This damp duel, inspired by Polak’s readings of Tolstoy and Pushkin, was more than just a reenactment to test the mettle of two professors at the Yale Graduate School of Arts and Sciences. Polak was speaking to the audience as part of the Graduate School’s Dean’s Lecture Series, which brings professors from across Yale to discuss their disciplines. While the imaginary Russian setting may have appealed to the literature students in attendance, Polak staged the duel to make a larger point about business. “Say there are two firms looking to launch similar products,” he said. “What if there’s room in the market only for one product? If a firm launches too late, the rival has gained a powerful foothold. If a firm launches too early, the customer is going to reject the product and the competition will waltz right in.”
This hypothetical product launch is an instance where game theory could be used to help determine the best time to act. Over the course of his lecture, titled “Game Theory for Humanists,” Polak walked the audience through the reasoning behind game theory, using the sponge duel as his example. In the case of two men of known, but varying skill, Polak showed how one could use backward induction to find the spot where each should launch the sponge. Backward induction begins at the end — in this example, where the two men would have advanced until standing nose-to-nose if neither threw their sponge — and moves toward the start date by running through the necessary equations. The technique, he said, can help discover an answer that remains unclear through standard induction.

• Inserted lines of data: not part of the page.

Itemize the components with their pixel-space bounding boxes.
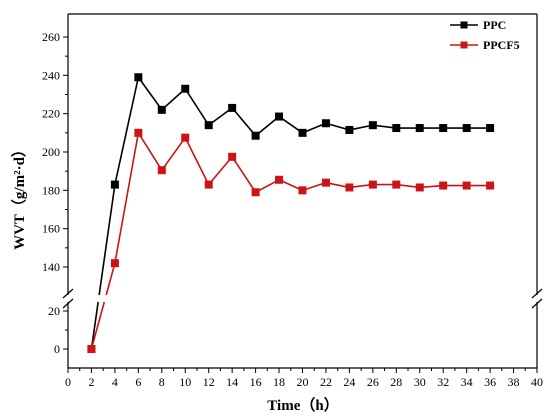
y-tick-label: 160	[42, 222, 60, 236]
data-point	[110, 180, 119, 189]
data-point	[251, 188, 260, 197]
x-tick-label: 30	[414, 375, 426, 389]
series-line-segment	[231, 156, 257, 193]
legend-label: PPCF5	[483, 38, 520, 52]
data-point	[228, 103, 237, 112]
series-ppc	[87, 73, 495, 353]
y-axis-title: WVT（g/m²·d）	[10, 142, 28, 250]
x-tick-label: 34	[461, 375, 473, 389]
legend-label: PPC	[483, 18, 506, 32]
series-line-segment	[184, 137, 210, 185]
data-point	[368, 121, 377, 130]
axis-break-mark	[531, 298, 543, 309]
series-line-segment	[137, 132, 163, 171]
x-tick-label: 28	[390, 375, 402, 389]
data-point	[345, 125, 354, 134]
x-tick-label: 20	[297, 375, 309, 389]
data-point	[134, 128, 143, 137]
series-line-segment	[98, 184, 116, 296]
data-point	[157, 166, 166, 175]
y-tick-label: 240	[42, 68, 60, 82]
data-point	[486, 124, 495, 133]
series-layer	[87, 73, 495, 353]
series-line-segment	[90, 301, 106, 350]
series-line-segment	[105, 262, 116, 296]
x-tick-label: 36	[484, 375, 496, 389]
legend: PPC PPCF5	[450, 18, 520, 52]
x-tick-label: 40	[531, 375, 543, 389]
y-tick-label: 180	[42, 183, 60, 197]
x-axis-title: Time（h）	[267, 396, 338, 414]
data-point	[345, 183, 354, 192]
legend-marker	[460, 41, 468, 49]
axis-break-mark	[531, 288, 543, 299]
legend-item-ppcf5: PPCF5	[450, 38, 520, 52]
data-point	[298, 128, 307, 137]
y-tick-label: 260	[42, 30, 60, 44]
y-tick-label: 200	[42, 145, 60, 159]
data-point	[462, 181, 471, 190]
x-tick-label: 10	[179, 375, 191, 389]
x-tick-label: 18	[273, 375, 285, 389]
data-point	[275, 112, 284, 121]
series-line-segment	[208, 156, 233, 186]
data-point	[439, 181, 448, 190]
data-point	[439, 124, 448, 133]
series-line-segment	[161, 137, 186, 171]
x-tick-label: 16	[250, 375, 262, 389]
legend-marker	[460, 21, 468, 29]
data-point	[275, 175, 284, 184]
data-point	[157, 105, 166, 114]
data-point	[392, 124, 401, 133]
series-line-segment	[137, 76, 163, 111]
data-point	[415, 124, 424, 133]
y-tick-label: 20	[48, 304, 60, 318]
data-point	[181, 133, 190, 142]
data-point	[87, 345, 96, 353]
legend-item-ppc: PPC	[450, 18, 506, 32]
x-tick-label: 38	[508, 375, 520, 389]
series-line-segment	[114, 77, 140, 185]
x-tick-label: 12	[203, 375, 215, 389]
data-point	[392, 180, 401, 189]
data-point	[462, 124, 471, 133]
data-point	[204, 180, 213, 189]
x-tick-label: 6	[135, 375, 141, 389]
y-tick-label: 0	[54, 342, 60, 356]
x-tick-label: 0	[65, 375, 71, 389]
x-tick-label: 4	[112, 375, 118, 389]
axes: 0 2 4 6 8 10 12 14 16 18 20 22 24 26 28 30 32 34 36 38 40020…	[42, 13, 543, 389]
series-line-segment	[184, 88, 210, 126]
data-point	[228, 152, 237, 161]
data-point	[134, 73, 143, 82]
series-ppcf5	[87, 128, 495, 353]
series-line-segment	[90, 301, 99, 350]
x-tick-label: 24	[343, 375, 355, 389]
data-point	[251, 131, 260, 140]
data-point	[110, 259, 119, 268]
y-tick-label: 220	[42, 107, 60, 121]
data-point	[486, 181, 495, 190]
series-line-segment	[114, 132, 140, 264]
data-point	[415, 183, 424, 192]
axis-break-mark	[62, 288, 74, 299]
data-point	[204, 121, 213, 130]
x-tick-label: 8	[159, 375, 165, 389]
axis-break-mark	[62, 298, 74, 309]
data-point	[298, 186, 307, 195]
x-tick-label: 22	[320, 375, 332, 389]
x-tick-label: 14	[226, 375, 238, 389]
y-tick-label: 140	[42, 260, 60, 274]
x-tick-label: 26	[367, 375, 379, 389]
x-tick-label: 32	[437, 375, 449, 389]
data-point	[321, 119, 330, 128]
data-point	[321, 178, 330, 187]
series-line-segment	[231, 107, 257, 137]
x-tick-label: 2	[88, 375, 94, 389]
data-point	[368, 180, 377, 189]
data-point	[181, 84, 190, 93]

Such reasoning, Polak said, should result in each player launching the sponge at exactly the right moment each time. But as he’s run the game with undergraduates and MBA students, he’s found that time and again, players throw the sponges too soon and miss, thus dooming themselves. The problem could be overconfidence, a well-known issue to behavioral economists. But Polak suggested something else might be at work — something less universal. “I think Americans have a pro-active bias,” he said. “Americans are bred from age zero to be proactive. If you watch ESPN and they interview an athlete after a loss, he always says, ‘We lost the game but at least we controlled our own destiny.’ Americans are taught that doing things is a virtue in itself. But the lesson of game theory is sometimes it’s better to wait. The point is not to go down swinging. The point is not to go down.”